On June 12, the Iranian news agency IRNA reported this statement by Dariush Jamali, Director of the Iranian-Russian terminal at Astrakhan: “The consignments are two 40-feet containers of wood laminates weighing a total of 41 tonnes. The containers were loaded at St Petersburg and are heading toward Astrakhan where they will be loaded again at Solyanka Port. They will then traverse the Caspian Sea to reach Iran’s Anzali Port where they are scheduled to be transported to Bandar Abbas port city in southern Iran via trucks. The two containers will then be dispatched to India’s largest container port.”
This shipment from Russia to India via the INSTC will likely take less than 25 days – significantly reduced from the 40 days journey otherwise. The INSTC has been identified as a cost-effective alternative to the Suez Canal and Mediterranean routes and Bosporus. The use of this trade connectivity linking India, Iran, and Russia assumes importance amid the ongoing conflict in Ukraine and sanctions on Russia.
Russia pips Saudi Arabia to become second largest oil supplier for India
Russia has surpassed Saudi Arabia to become India’s second biggest oil supplier, behind Iraq.
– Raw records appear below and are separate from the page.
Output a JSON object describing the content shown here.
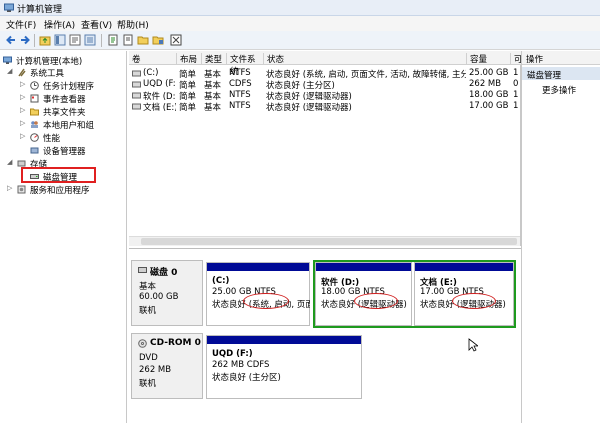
{
  "window": {
    "title": "计算机管理"
  },
  "menu": [
    "文件(F)",
    "操作(A)",
    "查看(V)",
    "帮助(H)"
  ],
  "tree": {
    "root": "计算机管理(本地)",
    "system_tools": "系统工具",
    "task_scheduler": "任务计划程序",
    "event_viewer": "事件查看器",
    "shared_folders": "共享文件夹",
    "local_users": "本地用户和组",
    "performance": "性能",
    "device_manager": "设备管理器",
    "storage": "存储",
    "disk_management": "磁盘管理",
    "services": "服务和应用程序"
  },
  "volume_list": {
    "headers": [
      "卷",
      "布局",
      "类型",
      "文件系统",
      "状态",
      "容量",
      "可"
    ],
    "rows": [
      [
        "(C:)",
        "简单",
        "基本",
        "NTFS",
        "状态良好 (系统, 启动, 页面文件, 活动, 故障转储, 主分区)",
        "25.00 GB",
        "1"
      ],
      [
        "UQD (F:)",
        "简单",
        "基本",
        "CDFS",
        "状态良好 (主分区)",
        "262 MB",
        "0"
      ],
      [
        "软件 (D:)",
        "简单",
        "基本",
        "NTFS",
        "状态良好 (逻辑驱动器)",
        "18.00 GB",
        "1"
      ],
      [
        "文档 (E:)",
        "简单",
        "基本",
        "NTFS",
        "状态良好 (逻辑驱动器)",
        "17.00 GB",
        "1"
      ]
    ]
  },
  "disk0": {
    "name": "磁盘 0",
    "type": "基本",
    "size": "60.00 GB",
    "status": "联机",
    "partitions": [
      {
        "name": "(C:)",
        "size": "25.00 GB NTFS",
        "status": "状态良好 (系统, 启动, 页面文"
      },
      {
        "name": "软件  (D:)",
        "size": "18.00 GB NTFS",
        "status": "状态良好 (逻辑驱动器)"
      },
      {
        "name": "文档  (E:)",
        "size": "17.00 GB NTFS",
        "status": "状态良好 (逻辑驱动器)"
      }
    ]
  },
  "cdrom0": {
    "name": "CD-ROM 0",
    "type": "DVD",
    "size": "262 MB",
    "status": "联机",
    "partition": {
      "name": "UQD  (F:)",
      "size": "262 MB CDFS",
      "status": "状态良好 (主分区)"
    }
  },
  "actions": {
    "header": "操作",
    "selected": "磁盘管理",
    "more": "更多操作"
  },
  "colors": {
    "partition_bar": "#000a96",
    "highlight_green": "#1e9a1e",
    "annotation_red": "#e02020"
  }
}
This may, however, be a temporary situation due to the price competitiveness of Russian oil exports following Western sanctions on the country.
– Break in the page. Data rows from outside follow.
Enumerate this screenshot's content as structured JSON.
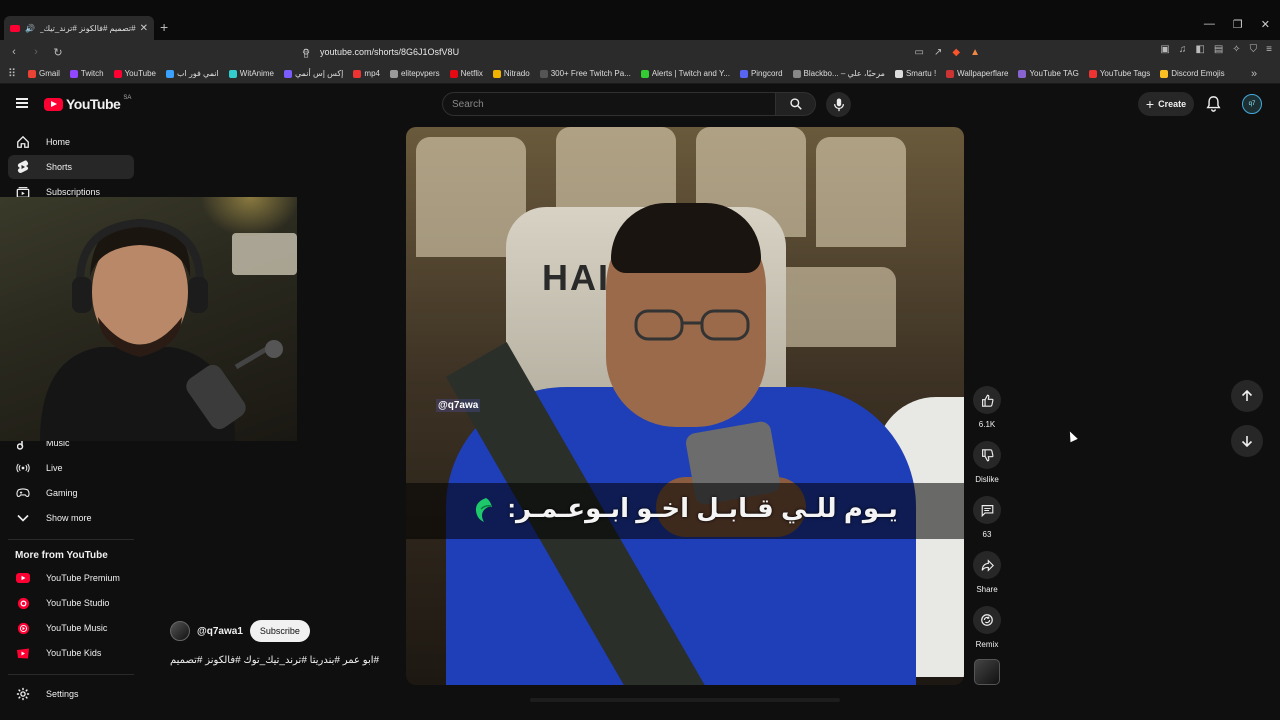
{
  "browser": {
    "tab_title": "#تصميم #فالكونز #ترند_تيك_تو",
    "url": "youtube.com/shorts/8G6J1OsfV8U",
    "bookmarks": [
      {
        "label": "Gmail",
        "color": "#ea4335"
      },
      {
        "label": "Twitch",
        "color": "#9146ff"
      },
      {
        "label": "YouTube",
        "color": "#ff0033"
      },
      {
        "label": "انمي فور اب",
        "color": "#3aa1ff"
      },
      {
        "label": "WitAnime",
        "color": "#3cc"
      },
      {
        "label": "إكس إس أنمي",
        "color": "#7a5cff"
      },
      {
        "label": "mp4",
        "color": "#e33"
      },
      {
        "label": "elitepvpers",
        "color": "#999"
      },
      {
        "label": "Netflix",
        "color": "#e50914"
      },
      {
        "label": "Nitrado",
        "color": "#f0b400"
      },
      {
        "label": "300+ Free Twitch Pa...",
        "color": "#555"
      },
      {
        "label": "Alerts | Twitch and Y...",
        "color": "#3c3"
      },
      {
        "label": "Pingcord",
        "color": "#5865f2"
      },
      {
        "label": "Blackbo... – مرحبًا، علي",
        "color": "#888"
      },
      {
        "label": "Smartu !",
        "color": "#ddd"
      },
      {
        "label": "Wallpaperflare",
        "color": "#c33"
      },
      {
        "label": "YouTube TAG",
        "color": "#8a63d2"
      },
      {
        "label": "YouTube Tags",
        "color": "#e33"
      },
      {
        "label": "Discord Emojis",
        "color": "#fbbf24"
      }
    ]
  },
  "header": {
    "logo_text": "YouTube",
    "country_code": "SA",
    "search_placeholder": "Search",
    "create_label": "Create",
    "avatar_text": "q7"
  },
  "sidebar": {
    "items_top": [
      {
        "label": "Home",
        "icon": "home-icon"
      },
      {
        "label": "Shorts",
        "icon": "shorts-icon",
        "active": true
      },
      {
        "label": "Subscriptions",
        "icon": "subscriptions-icon"
      }
    ],
    "items_mid": [
      {
        "label": "Music",
        "icon": "music-icon"
      },
      {
        "label": "Live",
        "icon": "live-icon"
      },
      {
        "label": "Gaming",
        "icon": "gaming-icon"
      },
      {
        "label": "Show more",
        "icon": "chevron-down-icon"
      }
    ],
    "more_title": "More from YouTube",
    "more_items": [
      {
        "label": "YouTube Premium"
      },
      {
        "label": "YouTube Studio"
      },
      {
        "label": "YouTube Music"
      },
      {
        "label": "YouTube Kids"
      }
    ],
    "settings_label": "Settings"
  },
  "video": {
    "chair_text": "HAIB",
    "caption": "يـوم للـي قـابـل اخـو ابـوعـمـر:",
    "watermark": "@q7awa"
  },
  "actions": {
    "like_count": "6.1K",
    "dislike_label": "Dislike",
    "comment_count": "63",
    "share_label": "Share",
    "remix_label": "Remix"
  },
  "channel": {
    "handle": "@q7awa1",
    "subscribe_label": "Subscribe",
    "hashtags": "#ابو عمر #بندريتا #ترند_تيك_توك #فالكونز #تصميم"
  },
  "colors": {
    "accent": "#ff0033",
    "background": "#0f0f0f",
    "surface": "#272727"
  }
}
Asian buyers are now the biggest customers of Russian crude shipments. Russian oil reached five percent of India’s seaborne imports in April; it was under one percent throughout 2021 and Q1 2022; barrels are unloaded at India’s western ports. China is the only market for Russian crude shipped from its Pacific coast (reported by ET). The European Union (EU), meanwhile, will ban Russian crude imports by sea by December.
India imports over 85 percent of its oil and is purchasing Russian oil at heavy discounts, for as much as US$30 a barrel. Previously, Russian Ural crude was uneconomical due to high freight costs.
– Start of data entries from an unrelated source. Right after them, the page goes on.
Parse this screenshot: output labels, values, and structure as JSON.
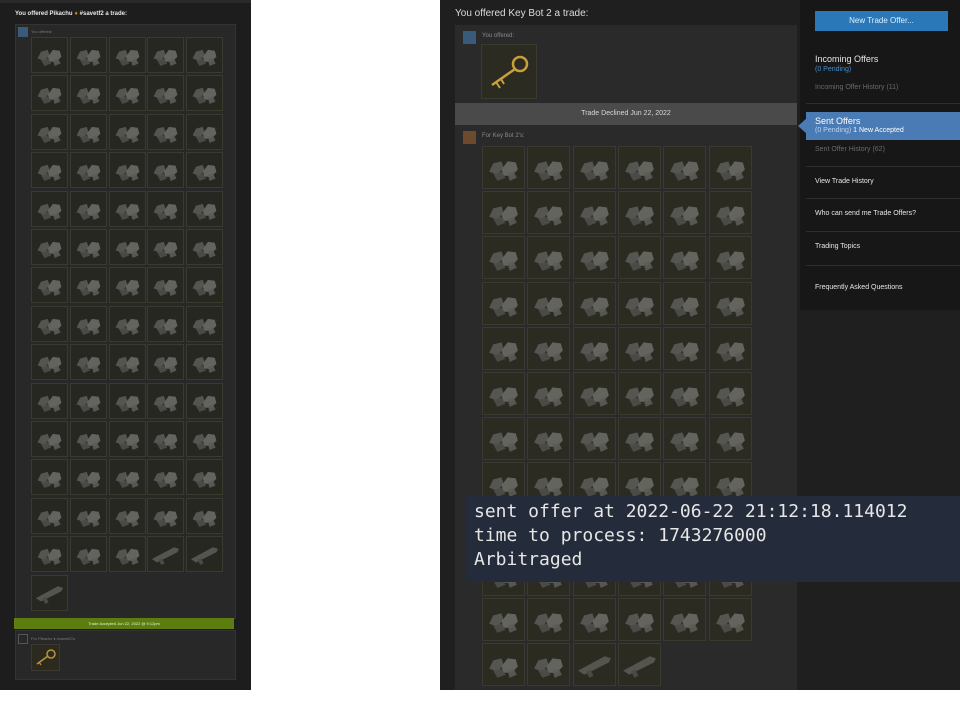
{
  "left_panel": {
    "title": "You offered Pikachu",
    "tag": "#savetf2 a trade:",
    "you_offered": "You offered:",
    "accepted_banner": "Trade Accepted Jun 22, 2022 @ 9:12pm",
    "for_label": "For Pikachu ♦ #savetf2's:"
  },
  "right_panel": {
    "title": "You offered Key Bot 2 a trade:",
    "you_offered": "You offered:",
    "declined_banner": "Trade Declined Jun 22, 2022",
    "for_label": "For Key Bot 2's:"
  },
  "console": {
    "line1": "sent offer at 2022-06-22 21:12:18.114012",
    "line2": "time to process: 1743276000",
    "line3": "Arbitraged"
  },
  "sidebar": {
    "new_trade_offer": "New Trade Offer...",
    "incoming_title": "Incoming Offers",
    "incoming_pending": "(0 Pending)",
    "incoming_history": "Incoming Offer History (11)",
    "sent_title": "Sent Offers",
    "sent_pending": "(0 Pending)",
    "sent_new_accepted": "1 New Accepted",
    "sent_history": "Sent Offer History (62)",
    "view_trade_history": "View Trade History",
    "who_can_send": "Who can send me Trade Offers?",
    "trading_topics": "Trading Topics",
    "faq": "Frequently Asked Questions"
  },
  "colors": {
    "accepted_banner": "#5c7e10",
    "declined_banner": "#4a4a4a",
    "new_offer_button": "#2a78b8",
    "selected_item": "#4a7bb5",
    "pending_text": "#4a8ccc"
  },
  "icons": {
    "item_pile": "metal-scrap-icon",
    "key": "key-icon",
    "weapon": "weapon-icon"
  }
}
Work underway to finalize payment system between India and Russia
Indian and Russian central bank officials are reportedly discussing the final aspects of their bilateral payment system so it does not violate global sanctions. Payment solutions being discussed include Loro or Nostro accounts. As per ET, Loro is where a bank holds an account in a country for another bank and Nostro involves a bank holding an account in another country in another bank.
Update on Chabahar Port
For India and Iran, the inclusion of Chabahar Port (southeastern Iran, Gulf of Oman) in the INSTC is important to secure connectivity with Afghanistan and Central Asia. The issue also has crucial implications for the Iranian government. The Iranian Deputy Foreign Minister for Economic Diplomacy Mehdi Safari visited India for two days (June 13-14) this week, just following the maiden visit of Iranian Foreign Minister Hossein Amir-Abdollahian the week before. On Safari’s agenda was providing momentum to the Chabahar port and trade connectivity. India is developing the first phase of the Shahid Beheshti Terminal at the Chabahar Port.